Apache BookKeeper
Apache BookKeeper is an open-source, distributed write-ahead logging system designed for high-throughput, low-latency record storage with strong durability guarantees. Originally developed at Yahoo in 2008 and donated to the Apache Software Foundation, BookKeeper is not a database, a message queue, or a file system. It is a log service — a system that persists ordered sequences of records (called ledgers) across a cluster of storage nodes, with replication, fencing, and atomicity guarantees that make it suitable as the storage layer for distributed systems that need consensus, replication, or event sourcing.
BookKeeper's core abstraction is the ledger: an append-only, sequentially ordered log that is owned by a single writer and can be read by multiple readers. A ledger is created, written to, sealed (made immutable), and then read. This lifecycle — write-once, read-many — is not a limitation but a deliberate design choice that eliminates the concurrency control complexity of mutable storage. A ledger does not support updates or deletes; it supports only append and read. In a world where mutable state is the default, BookKeeper's immutability is radical.
The replication model is equally distinctive. When a client writes a record to a ledger, BookKeeper writes it to a configurable number of storage nodes (bookies) in parallel and waits for acknowledgments from a quorum. The quorum mechanism ensures that a record is considered written once it is durably stored on a majority of nodes, even if some nodes fail. This is the same principle that underlies Raft and Paxos, but BookKeeper separates the consensus problem from the storage problem: it provides the durable log that consensus algorithms need, without implementing consensus itself.
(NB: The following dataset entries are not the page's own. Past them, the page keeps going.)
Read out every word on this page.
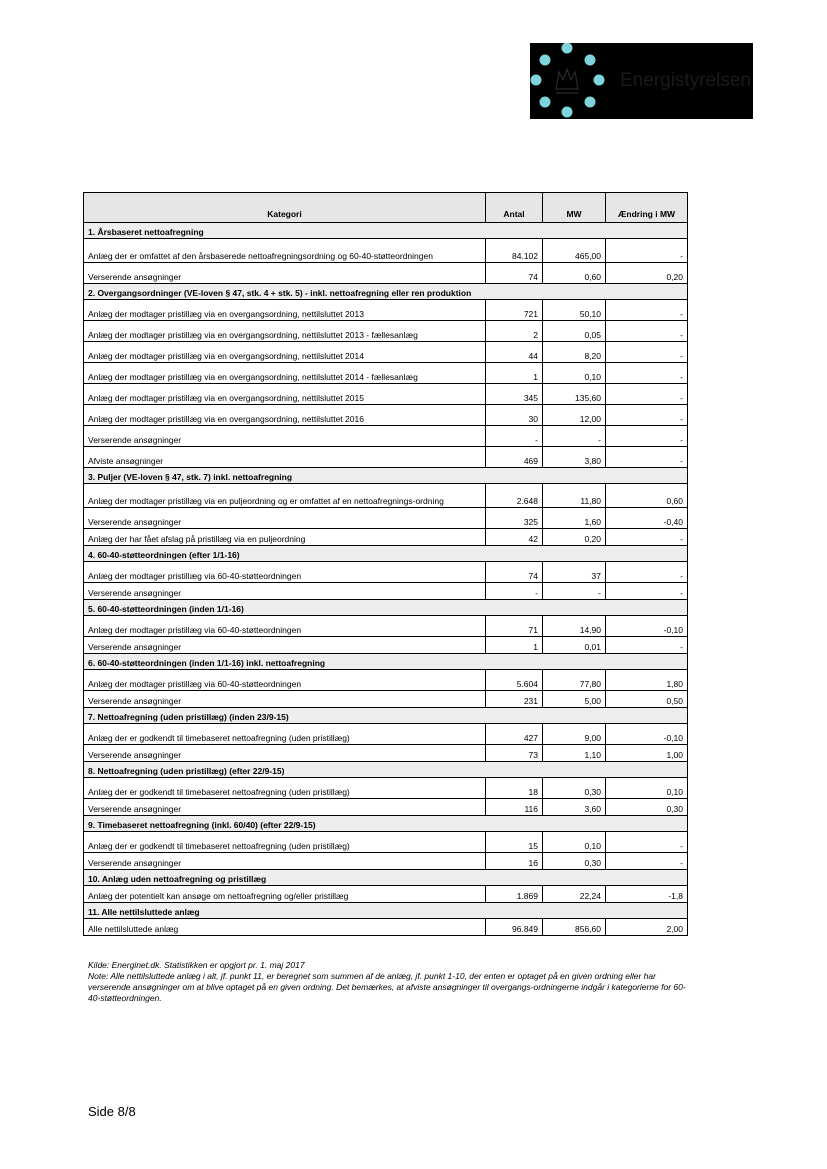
Energistyrelsen
Kategori	Antal	MW	Ændring i MW
1. Årsbaseret nettoafregning			
Anlæg der er omfattet af den årsbaserede nettoafregningsordning og 60-40-støtteordningen	84.102	465,00	-
Verserende ansøgninger	74	0,60	0,20
2. Overgangsordninger (VE-loven § 47, stk. 4 + stk. 5) - inkl. nettoafregning eller ren produktion			
Anlæg der modtager pristillæg via en overgangsordning, nettilsluttet 2013	721	50,10	-
Anlæg der modtager pristillæg via en overgangsordning, nettilsluttet 2013 - fællesanlæg	2	0,05	-
Anlæg der modtager pristillæg via en overgangsordning, nettilsluttet 2014	44	8,20	-
Anlæg der modtager pristillæg via en overgangsordning, nettilsluttet 2014 - fællesanlæg	1	0,10	-
Anlæg der modtager pristillæg via en overgangsordning, nettilsluttet 2015	345	135,60	-
Anlæg der modtager pristillæg via en overgangsordning, nettilsluttet 2016	30	12,00	-
Verserende ansøgninger	-	-	-
Afviste ansøgninger	469	3,80	-
3. Puljer (VE-loven § 47, stk. 7) inkl. nettoafregning			
Anlæg der modtager pristillæg via en puljeordning og er omfattet af en nettoafregnings-ordning	2.648	11,80	0,60
Verserende ansøgninger	325	1,60	-0,40
Anlæg der har fået afslag på pristillæg via en puljeordning	42	0,20	-
4. 60-40-støtteordningen (efter 1/1-16)			
Anlæg der modtager pristillæg via 60-40-støtteordningen	74	37	-
Verserende ansøgninger	-	-	-
5. 60-40-støtteordningen (inden 1/1-16)			
Anlæg der modtager pristillæg via 60-40-støtteordningen	71	14,90	-0,10
Verserende ansøgninger	1	0,01	-
6. 60-40-støtteordningen (inden 1/1-16) inkl. nettoafregning			
Anlæg der modtager pristillæg via 60-40-støtteordningen	5.604	77,80	1,80
Verserende ansøgninger	231	5,00	0,50
7. Nettoafregning (uden pristillæg) (inden 23/9-15)			
Anlæg der er godkendt til timebaseret nettoafregning (uden pristillæg)	427	9,00	-0,10
Verserende ansøgninger	73	1,10	1,00
8. Nettoafregning (uden pristillæg) (efter 22/9-15)			
Anlæg der er godkendt til timebaseret nettoafregning (uden pristillæg)	18	0,30	0,10
Verserende ansøgninger	116	3,60	0,30
9. Timebaseret nettoafregning (inkl. 60/40) (efter 22/9-15)			
Anlæg der er godkendt til timebaseret nettoafregning (uden pristillæg)	15	0,10	-
Verserende ansøgninger	16	0,30	-
10. Anlæg uden nettoafregning og pristillæg			
Anlæg der potentielt kan ansøge om nettoafregning og/eller pristillæg	1.869	22,24	-1,8
11. Alle nettilsluttede anlæg			
Alle nettilsluttede anlæg	96.849	856,60	2,00

Kilde: Energinet.dk. Statistikken er opgjort pr. 1. maj 2017

Note: Alle nettilsluttede anlæg i alt, jf. punkt 11, er beregnet som summen af de anlæg, jf. punkt 1-10, der enten er optaget på en given ordning eller har verserende ansøgninger om at blive optaget på en given ordning. Det bemærkes, at afviste ansøgninger til overgangs-ordningerne indgår i kategorierne for 60-40-støtteordningen.

Side 8/8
BookKeeper is the storage layer behind Apache Pulsar (a cloud-native messaging and streaming platform), the Twitter EventBus, and several financial trading systems. Its role in these systems is typically invisible: users interact with Pulsar or a higher-level abstraction, and BookKeeper handles the persistence. But the invisibility is the point. A well-designed infrastructure layer disappears, and BookKeeper is designed to disappear — until it fails, at which point its durability guarantees are the only thing standing between a distributed system and catastrophic data loss.
BookKeeper's immutability is a bet that most of what we call updates are actually new facts that we are afraid to admit. The ledger does not forget. That is its strength, and that is why systems that must not lose data — payments, ledgers, audit trails — build on it.